琴奨菊引退 その3

2020年11月22日

 そして2013年11月場所2日目、松鳳山に勝ったものの右大胸筋断裂の重傷を負ってしまう。診断は全治3か月であり、大関の座が危うくなった。11月場所は3日目から全休し、翌2014年1月場所は2度目のカド番となった。怪我が完治していない状態であり、苦しみながらの土俵となったが12日目に勝ち越しを決め、カド番を脱出した。またこの場所は千秋楽を含めて不戦勝が2番あり、運にも恵まれた。その後も2014年は皆勤しながら2場所で負け越しており、本調子には程遠い状態が続いた。

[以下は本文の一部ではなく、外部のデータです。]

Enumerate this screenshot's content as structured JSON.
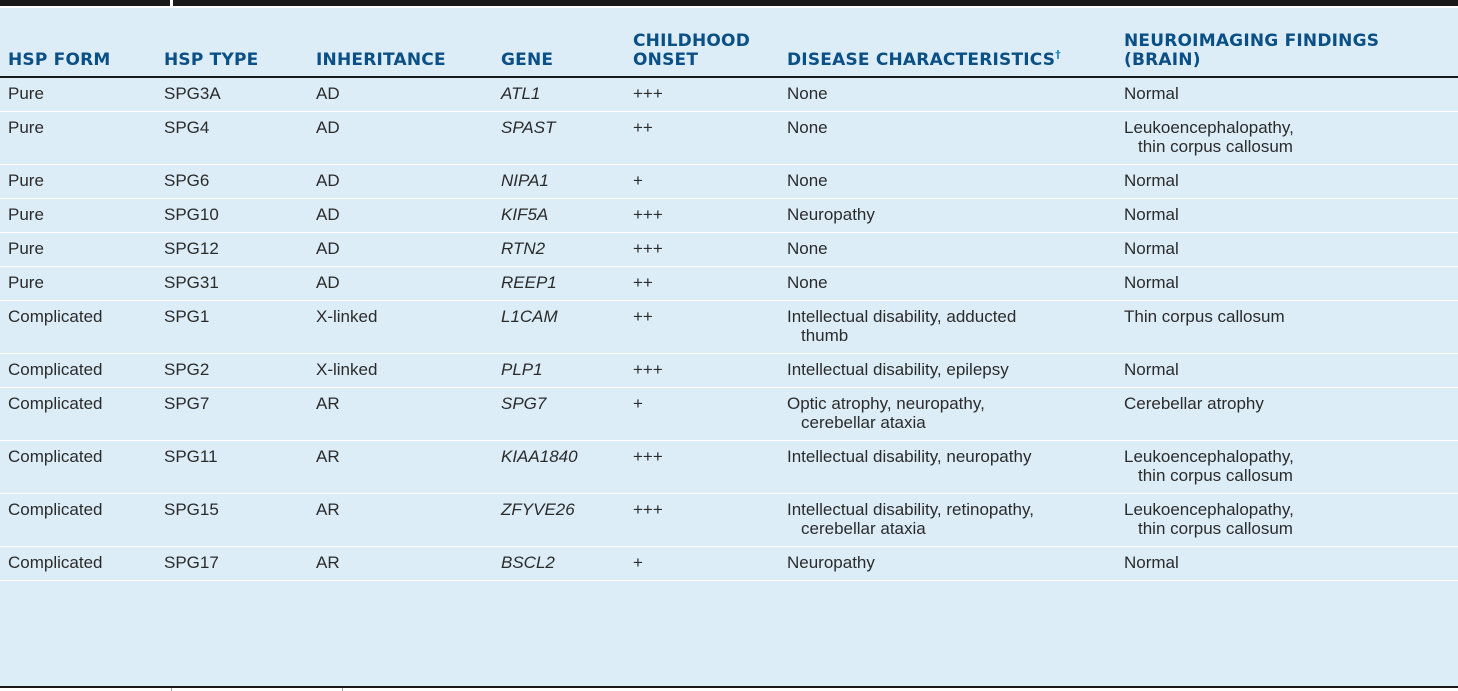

 その後カド番で一番危なかったのが翌2015年7月場所である。12日目に7敗となり、関脇陥落の大ピンチとなった。しかしそこから3連勝し、千秋楽は新大関照ノ富士を立ち合いの変化で叩き込み、辛くもカド番を脱出した。

 そして迎えた2016年1月場所。初日から連勝し、そのままの勢いで10日目鶴竜、11日目白鵬、12日目日馬富士と3横綱を圧倒し、優勝争いの先頭に立った。13日目に豊ノ島に敗れて1敗となったが14日目に再び単独先頭に立った。そして千秋楽は豪栄道を突き落としで破り、2006年1月場所の栃東以来10年ぶりの日本出身力士の優勝を決めた。

 翌3月場所は、今までの安定感の欠如から、高い水準での優勝、内容が求められる、という条件の下、初の綱取りの場所となったが8勝7敗に終わり、場所後の綱取りは消滅した。